Le voci di Enrico Ameri e Claudio Ferretti durante il programma Tutto il calcio minuto per minuto hanno raccontato 40 anni fa per radio (in tivù c’era il mitico De Zan) la magnifica vittoria alla Milano-Sanremo di Pierino Gavazzi, il secondo e ultimo successo bresciano nella Classicissima di primavera. Corsa all’epoca di domenica dopo la soppressione della festività di San Giuseppe, la classica monumento che apriva la stagione dei grandi appuntamenti di ciclismo doveva fare i conti con la crescente popolarità del calcio anche se lo «scontro» era ancora quasi alla pari.
Il finale. In viale Roma, stesso traguardo riproposto anche nell’edizione moderna (quest’anno non si sa quando e se si correrà per via dell’emergenza sanitaria mondiale), Gavazzi si presentò con un gruppetto forte di una trentina di corridori sui 230 che presero il via sei ore prima dal Castello Sforzesco di Milano al termine di una corsa tattica.
«I grandi si controllavano tutti - ricorda Pierino Gavazzi dalla sua abitazione di Provezze - ma nel finale si volava, facemmo il Poggio a tutta e io fui lesto a battezzare allo sprint la ruota di Moser».

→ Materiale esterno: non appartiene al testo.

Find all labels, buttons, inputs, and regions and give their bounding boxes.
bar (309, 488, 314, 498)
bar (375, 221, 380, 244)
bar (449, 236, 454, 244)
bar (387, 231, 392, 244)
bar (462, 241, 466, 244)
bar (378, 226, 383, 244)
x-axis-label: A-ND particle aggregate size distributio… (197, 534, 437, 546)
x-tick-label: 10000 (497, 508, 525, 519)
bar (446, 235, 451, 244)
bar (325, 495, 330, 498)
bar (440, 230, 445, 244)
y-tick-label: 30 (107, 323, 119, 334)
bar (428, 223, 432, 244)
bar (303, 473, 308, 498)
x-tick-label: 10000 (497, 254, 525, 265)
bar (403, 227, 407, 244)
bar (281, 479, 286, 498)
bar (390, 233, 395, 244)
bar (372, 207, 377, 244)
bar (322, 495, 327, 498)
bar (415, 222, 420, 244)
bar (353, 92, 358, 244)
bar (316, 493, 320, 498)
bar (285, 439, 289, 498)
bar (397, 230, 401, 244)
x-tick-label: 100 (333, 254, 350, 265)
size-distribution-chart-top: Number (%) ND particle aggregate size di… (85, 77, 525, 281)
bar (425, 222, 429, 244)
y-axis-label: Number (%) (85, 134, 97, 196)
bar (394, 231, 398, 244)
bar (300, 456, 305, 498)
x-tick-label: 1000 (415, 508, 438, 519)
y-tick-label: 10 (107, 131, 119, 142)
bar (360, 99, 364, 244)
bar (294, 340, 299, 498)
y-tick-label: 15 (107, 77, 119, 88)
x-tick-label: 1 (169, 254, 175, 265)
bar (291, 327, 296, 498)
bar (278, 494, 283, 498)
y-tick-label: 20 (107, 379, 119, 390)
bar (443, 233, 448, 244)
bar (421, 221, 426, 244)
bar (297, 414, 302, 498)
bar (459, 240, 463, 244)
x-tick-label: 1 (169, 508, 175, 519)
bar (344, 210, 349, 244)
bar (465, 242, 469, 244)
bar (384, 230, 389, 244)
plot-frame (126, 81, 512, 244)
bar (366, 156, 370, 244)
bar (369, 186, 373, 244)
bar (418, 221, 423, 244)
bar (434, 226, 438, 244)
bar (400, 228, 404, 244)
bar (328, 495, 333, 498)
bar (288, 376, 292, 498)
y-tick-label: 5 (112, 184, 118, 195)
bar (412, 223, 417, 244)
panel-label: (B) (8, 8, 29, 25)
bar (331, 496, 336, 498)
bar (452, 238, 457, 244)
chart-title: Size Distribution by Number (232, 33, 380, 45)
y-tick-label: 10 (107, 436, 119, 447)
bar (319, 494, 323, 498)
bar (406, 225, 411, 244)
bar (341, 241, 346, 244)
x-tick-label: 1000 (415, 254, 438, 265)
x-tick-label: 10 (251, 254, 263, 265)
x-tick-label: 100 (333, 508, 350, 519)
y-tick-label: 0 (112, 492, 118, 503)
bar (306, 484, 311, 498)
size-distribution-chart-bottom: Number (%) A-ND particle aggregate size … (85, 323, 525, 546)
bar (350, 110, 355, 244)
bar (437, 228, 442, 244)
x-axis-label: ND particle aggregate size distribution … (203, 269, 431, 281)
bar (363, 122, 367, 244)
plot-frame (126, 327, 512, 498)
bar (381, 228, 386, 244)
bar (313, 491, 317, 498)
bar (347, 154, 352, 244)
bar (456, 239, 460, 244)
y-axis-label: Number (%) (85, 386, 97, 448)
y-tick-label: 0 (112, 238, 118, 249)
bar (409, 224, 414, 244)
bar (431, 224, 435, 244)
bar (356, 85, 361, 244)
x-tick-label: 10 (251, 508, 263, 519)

Lo riteneva allora il più forte?
«No, semplicemente Francesco era solito fare una volata molto lunga, quindi l’ideale per uno sprinter puro come me per piazzare la stoccata vincente. Quel giorno fui io il campione. E pensare che quella corsa rischiai di perderla».
Perché?
«Volevo alzare le braccia al cielo, ma mi accorsi con la coda dell’occhio che avevo un corridore che stava rimontando alla mia sinistra. Scoprii poi che si trattava di Saronni».

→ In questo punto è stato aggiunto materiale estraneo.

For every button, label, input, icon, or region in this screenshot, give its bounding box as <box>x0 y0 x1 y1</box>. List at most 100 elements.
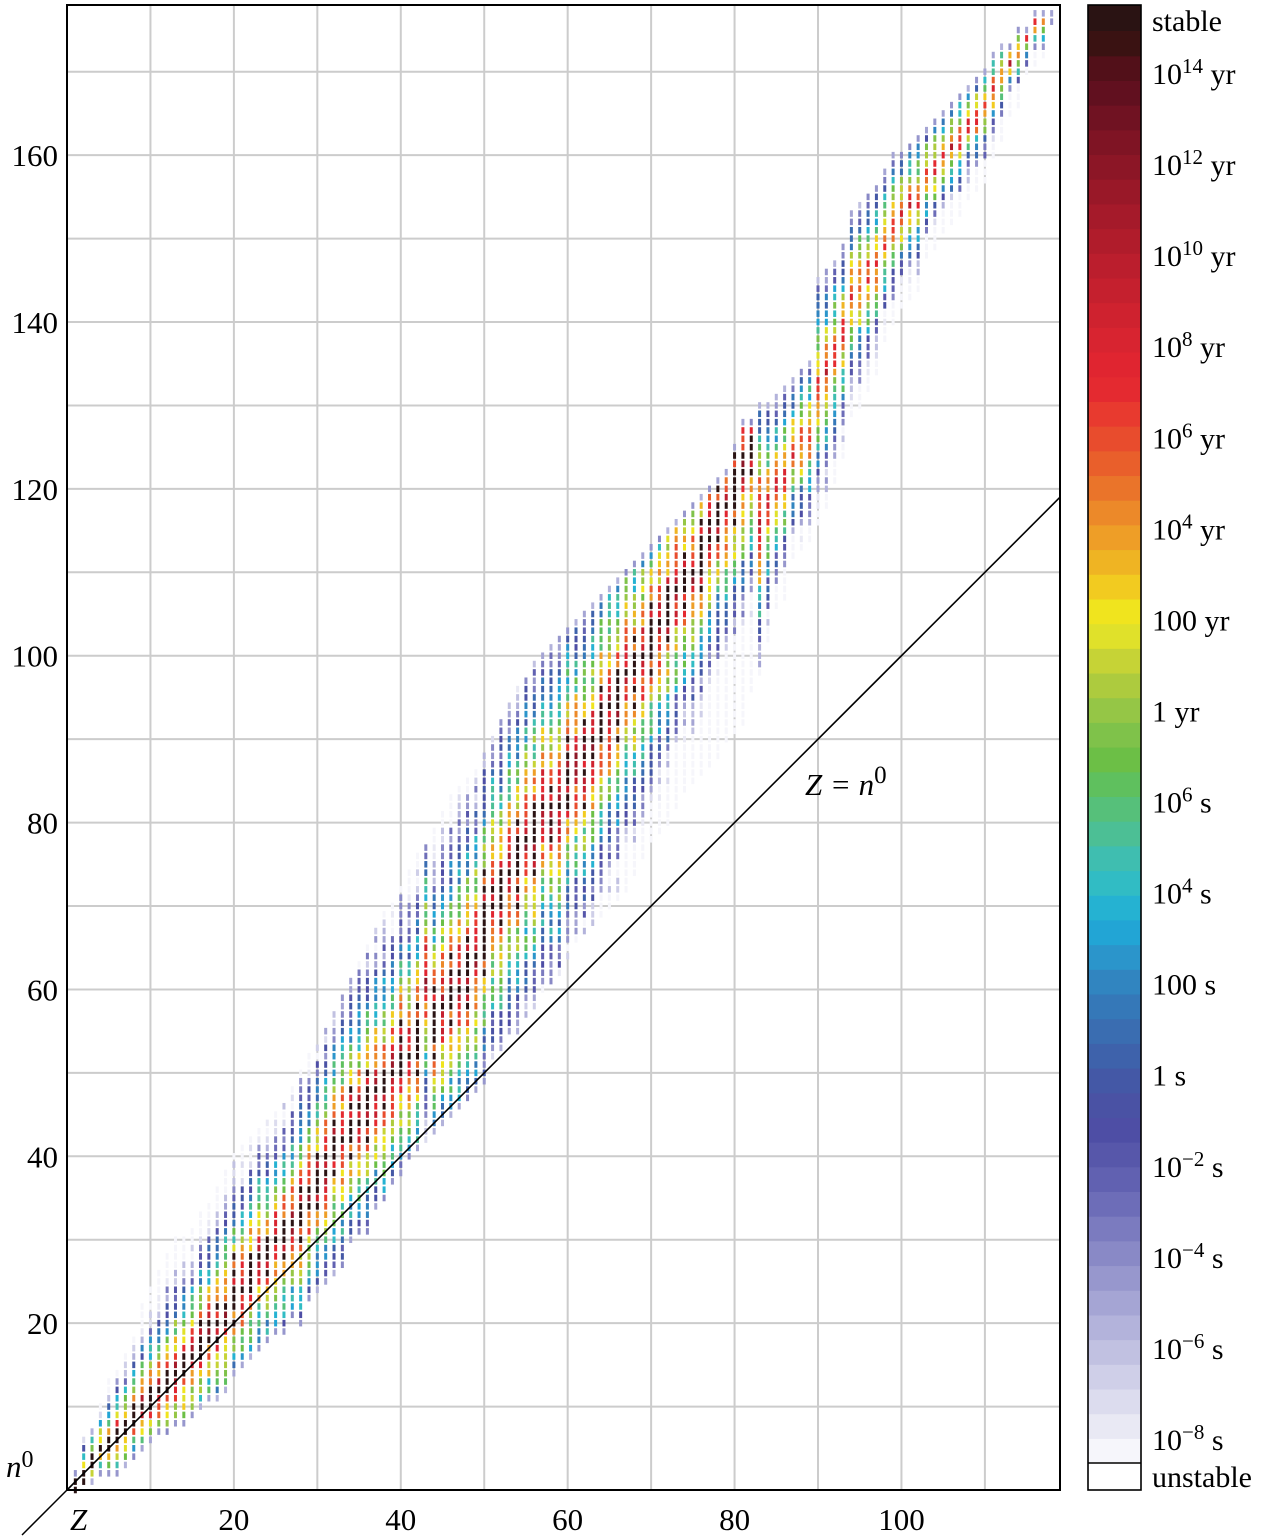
nuclide-cell <box>808 418 812 426</box>
nuclide-cell <box>733 560 737 568</box>
nuclide-cell <box>607 694 611 701</box>
nuclide-cell <box>390 1044 394 1052</box>
nuclide-cell <box>816 318 820 326</box>
nuclide-cell <box>891 151 895 159</box>
nuclide-cell <box>657 602 661 609</box>
nuclide-cell <box>657 569 661 576</box>
nuclide-cell <box>482 961 486 968</box>
nuclide-cell <box>991 93 995 101</box>
nuclide-cell <box>733 660 737 668</box>
nuclide-cell <box>307 1127 311 1135</box>
nuclide-cell <box>148 1386 152 1394</box>
nuclide-cell <box>616 769 620 776</box>
nuclide-cell <box>691 710 695 718</box>
nuclide-cell <box>215 1236 219 1243</box>
nuclide-cell <box>532 719 536 726</box>
nuclide-cell <box>524 869 528 876</box>
colorbar-swatch <box>1088 821 1141 847</box>
nuclide-cell <box>182 1269 186 1277</box>
nuclide-cell <box>332 1111 336 1118</box>
nuclide-cell <box>657 760 661 768</box>
nuclide-cell <box>549 719 553 726</box>
nuclide-cell <box>833 285 837 292</box>
nuclide-cell <box>199 1344 203 1352</box>
nuclide-cell <box>950 176 954 184</box>
nuclide-cell <box>691 527 695 534</box>
nuclide-cell <box>415 977 419 985</box>
nuclide-cell <box>1000 110 1004 117</box>
nuclide-cell <box>432 1069 436 1077</box>
nuclide-cell <box>574 911 578 918</box>
nuclide-cell <box>566 635 570 643</box>
nuclide-cell <box>199 1244 203 1252</box>
nuclide-cell <box>599 627 603 634</box>
nuclide-cell <box>324 1178 328 1185</box>
nuclide-cell <box>641 719 645 726</box>
nuclide-cell <box>424 861 428 868</box>
nuclide-cell <box>340 1119 344 1127</box>
nuclide-cell <box>749 644 753 651</box>
nuclide-cell <box>657 744 661 751</box>
nuclide-cell <box>691 719 695 726</box>
nuclide-cell <box>699 685 703 693</box>
nuclide-cell <box>399 1052 403 1060</box>
nuclide-cell <box>749 518 753 526</box>
nuclide-cell <box>374 1194 378 1202</box>
nuclide-cell <box>733 594 737 601</box>
nuclide-cell <box>766 418 770 426</box>
colorbar-label-unit: yr <box>1193 513 1226 546</box>
nuclide-cell <box>165 1353 169 1360</box>
nuclide-cell <box>816 335 820 342</box>
nuclide-cell <box>332 1061 336 1068</box>
nuclide-cell <box>632 585 636 593</box>
nuclide-cell <box>240 1219 244 1227</box>
nuclide-cell <box>357 1061 361 1068</box>
nuclide-cell <box>916 185 920 192</box>
nuclide-cell <box>666 785 670 793</box>
nuclide-cell <box>449 952 453 960</box>
nuclide-cell <box>240 1211 244 1218</box>
colorbar-label-base: 10 <box>1152 513 1182 546</box>
nuclide-cell <box>424 994 428 1002</box>
nuclide-cell <box>466 861 470 868</box>
nuclide-cell <box>182 1394 186 1402</box>
nuclide-cell <box>591 886 595 893</box>
colorbar-swatch <box>1088 771 1141 797</box>
nuclide-cell <box>783 577 787 584</box>
nuclide-cell <box>332 1236 336 1243</box>
nuclide-cell <box>107 1394 111 1402</box>
nuclide-cell <box>866 193 870 201</box>
nuclide-cell <box>774 602 778 609</box>
nuclide-cell <box>841 268 845 276</box>
nuclide-cell <box>524 902 528 910</box>
nuclide-cell <box>424 977 428 985</box>
nuclide-cell <box>491 1044 495 1052</box>
nuclide-cell <box>199 1311 203 1319</box>
nuclide-cell <box>566 894 570 901</box>
nuclide-cell <box>357 1203 361 1210</box>
nuclide-cell <box>941 110 945 117</box>
nuclide-cell <box>582 852 586 860</box>
nuclide-cell <box>457 994 461 1002</box>
nuclide-cell <box>599 685 603 693</box>
nuclide-cell <box>407 869 411 876</box>
nuclide-cell <box>632 819 636 826</box>
nuclide-cell <box>357 1144 361 1152</box>
nuclide-cell <box>582 902 586 910</box>
nuclide-cell <box>682 785 686 793</box>
nuclide-cell <box>741 585 745 593</box>
nuclide-cell <box>749 443 753 451</box>
nuclide-cell <box>891 302 895 309</box>
nuclide-cell <box>182 1303 186 1310</box>
nuclide-cell <box>908 285 912 292</box>
nuclide-cell <box>290 1311 294 1319</box>
nuclide-cell <box>691 518 695 526</box>
nuclide-cell <box>574 694 578 701</box>
nuclide-cell <box>257 1153 261 1160</box>
nuclide-cell <box>1016 35 1020 42</box>
nuclide-cell <box>632 677 636 685</box>
nuclide-cell <box>307 1178 311 1185</box>
nuclide-cell <box>332 1127 336 1135</box>
nuclide-cell <box>441 1077 445 1085</box>
nuclide-cell <box>482 1011 486 1018</box>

Podio sontuoso. Gavazzi che difendeva i colori della Magniflex Olmo diretta da Franco Cribiori si mise alla sua ruota tutti i migliori dell’epoca. Detto del secondo posto di Saronni, vincitore l’anno precedente del suo primo Giro d’Italia, terzo fu l’olandese Jan Raas all’epoca campione del mondo, quarto il giovane irlandese Sean Kelly, fra i più grandi vincitori di classiche della storia, quinto il belga De Vlaeminck altro grande di questo sport, infine sesto Francesco Moser. Nella top ten di questa corsa anche un altro bresciano, Beppe Martinelli, nono, che quell’anno fu battuto ancora da Pierino Gavazzi nello sprint conclusivo del Giro d’Italia a Milano, il primo Giro vinto da Bernard Hinault.
Per la cronaca in quella Sanremo del 1980 ci fu spazio e gloria nelle battute iniziali anche per un altro bresciano, Angelo Tosoni, in fuga con altri due corridori, un italiano e un belga, ripresi poi all’inizio dei tre Capi che precedevano il Poggio (la Cipressa fu introdotta solo nel 1982). Pierino Gavazzi, detto anche la Peste perché sapeva mettere nel sacco i grandi campioni, quel giorno compì il suo capolavoro, la sua vittoria più prestigiosa, ma forse non la più bella.
«Indimenticabile resta due anni prima il successo al campionato italiano a Odolo, davanti alla mia gente - ricorda Gavazzi - quando battei Moser e Saronni che litigavano fra loro». Il terzo incomodo Gavazzi tuttavia fu protagonista del ciclismo professionistico per almeno tre generazioni, pro dal 1973 al 1992.
L’evoluzione. «Ho visto cambiare molto in quegli anni il ciclismo e oggi ancora di più, è quasi un altro sport. Oggi le squadre sono più numerose e l’attività è decuplicata, la preparazione è curata nei minimi dettagli, per non parlare delle bici e dell’abbigliamento, la competizione è poi esasperata. Vedo alcuni giovani interessanti affacciarsi alle competizioni, ma sono tutti stranieri. Il ciclismo italiano invece sta soffrendo, e poi questo coronavirus rischia di dare la mazzata finale. Speriamo bene, quanto a me, mi auguro solo di aver un briciolo di salute in più».